Approfondendo le origini dell’ antisemitismo, rileviamo che queste sono antichissime. L’antisemitismo era alquanto diffuso, lungo i paesi del Mediterraneo, tra il quarto e il terzo secolo avanti Cristo, ovvero quando si ebbe la prima emigrazione giudaica. Sugli ebrei si son fatte circolare non poche leggende, narrate dai cattolici sino alla fine del diciannovesimo secolo, e riprese dai musulmani. Tacito, il più grande tra gli storici, che poco o nulla sapeva di Israele, raccontava citando gli Ebrei – come taeterrima gens, «pervicacemente superstiziosa», e soprattutto «odiata dagli dei» che arrivava al punto di idolatrare una testa d’ asino. Un altro storico, Apione, diceva che nel loro Tempio compivano sacrifici rituali di stranieri, ingrassati a forza. E come disse Mark Twin «la storia della razza umana, e l’esperienza individuale di ciascuno di noi, sono completamente punteggiate dall’evidenza che una verità non è difficile da uccidere e che una menzogna ben detta è immortale». E purtroppo ancora oggi, le non poche menzogne immortali pare che tengano banco in giro per il mondo. L’evoluzione sociale e tecnologica ancora non è stata sufficiente a far comprendere e pertanto superare l’idiozia che si cela in queste menzogne, spesso elementi destabilizzanti di intere aree geografiche. Non è qui la sede giusta per argomentare di politica, ma consentitemi una piccola parentesi. Queste menzogne sappiamo bene e anche i sostenitori di queste spesso sanno che trattasi di vere e proprie imbecillità, ma a loro fanno comodo. Sono veicoli pubblicitari per il sostegno fanatico di genti che non hanno avuto quella sufficiente crescita culturale per discernere la verità da una bugia. Troppe guerre, troppe morti ci sono state solo per aver creduto o voluto far credere a non poche menzogne “immortali”. Menzogne che consolidano e rafforzano l’odio razziale che inequivocabilmente viene tramandato alle future generazioni. A questo, per correttezza e per completezza informativa, non posso tacere che queste “menzogne” sono cavalcate anche da quel mondo occidentale più acculturato e pseudo democratico. Solo che gli interessi di alcune lobbie non si fanno scrupoli a calpestare il buon senso e la verità.
Provo a dare una spiegazione a questo antisemitismo, cosa che non mi pare semplicissima.

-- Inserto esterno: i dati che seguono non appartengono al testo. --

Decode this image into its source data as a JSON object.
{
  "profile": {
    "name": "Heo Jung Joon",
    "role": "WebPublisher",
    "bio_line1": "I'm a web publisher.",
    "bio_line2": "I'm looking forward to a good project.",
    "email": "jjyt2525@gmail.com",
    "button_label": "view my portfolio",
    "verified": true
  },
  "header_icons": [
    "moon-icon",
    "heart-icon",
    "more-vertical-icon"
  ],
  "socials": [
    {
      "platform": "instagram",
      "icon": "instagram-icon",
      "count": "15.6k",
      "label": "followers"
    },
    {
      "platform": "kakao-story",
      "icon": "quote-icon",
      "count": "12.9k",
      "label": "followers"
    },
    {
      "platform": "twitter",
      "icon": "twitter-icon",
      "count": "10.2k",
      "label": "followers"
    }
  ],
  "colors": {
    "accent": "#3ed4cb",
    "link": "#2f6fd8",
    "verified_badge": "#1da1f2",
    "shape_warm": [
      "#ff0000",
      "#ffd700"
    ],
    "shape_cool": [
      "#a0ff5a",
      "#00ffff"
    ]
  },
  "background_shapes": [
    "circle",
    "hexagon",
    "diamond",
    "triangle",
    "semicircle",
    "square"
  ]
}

Tra i popoli del Mediterraneo e del Medio Oriente, gli Ebrei erano solo loro a praticare una religione Monoteista. Mentre gli altri popoli possedevano un caleidoscopio di dei, gli Ebrei avevano un solo Dio: unico, esclusivo, immutabile, che non era mai nato come gli dei greci e non terminava la sua esistenza/presenza come quelli egiziani. Il Dio ebraico era immenso, potente, buono, ma alla necessità sapeva essere anche tremendo. Ulteriore peculiarità importante era (ed è ancora) che non poteva essere rappresentato con immagini umane o di animali. Il loro dogma imponeva l’osservanza della Legge divina, praticando i riti che tale legge divina imponeva. Gli ebrei dovevano svolgere una vita rivolta esclusivamente all’osservanza delle leggi e disposizioni religiose che consentivano in questo modo di mirare e raggiungere la purezza. Non si poteva condividere la tavola con i pagani, parlare la loro lingua. Un sistema di vita “austero” indipendente, se non proprio isolato, cosa questa che sicuramente in un contesto plurireligioso, come logica vuole, destava irritazione e facili antipatie. Lo stesso Tacito li definisci “misantropi” che vivevano “separati a tavola”. Nessuno straniero doveva entrare, pena la morte, nel Tempio di Gerusalemme. Inoltre nessun ebreo doveva venerare le statue degli altri dei o degli Imperatori.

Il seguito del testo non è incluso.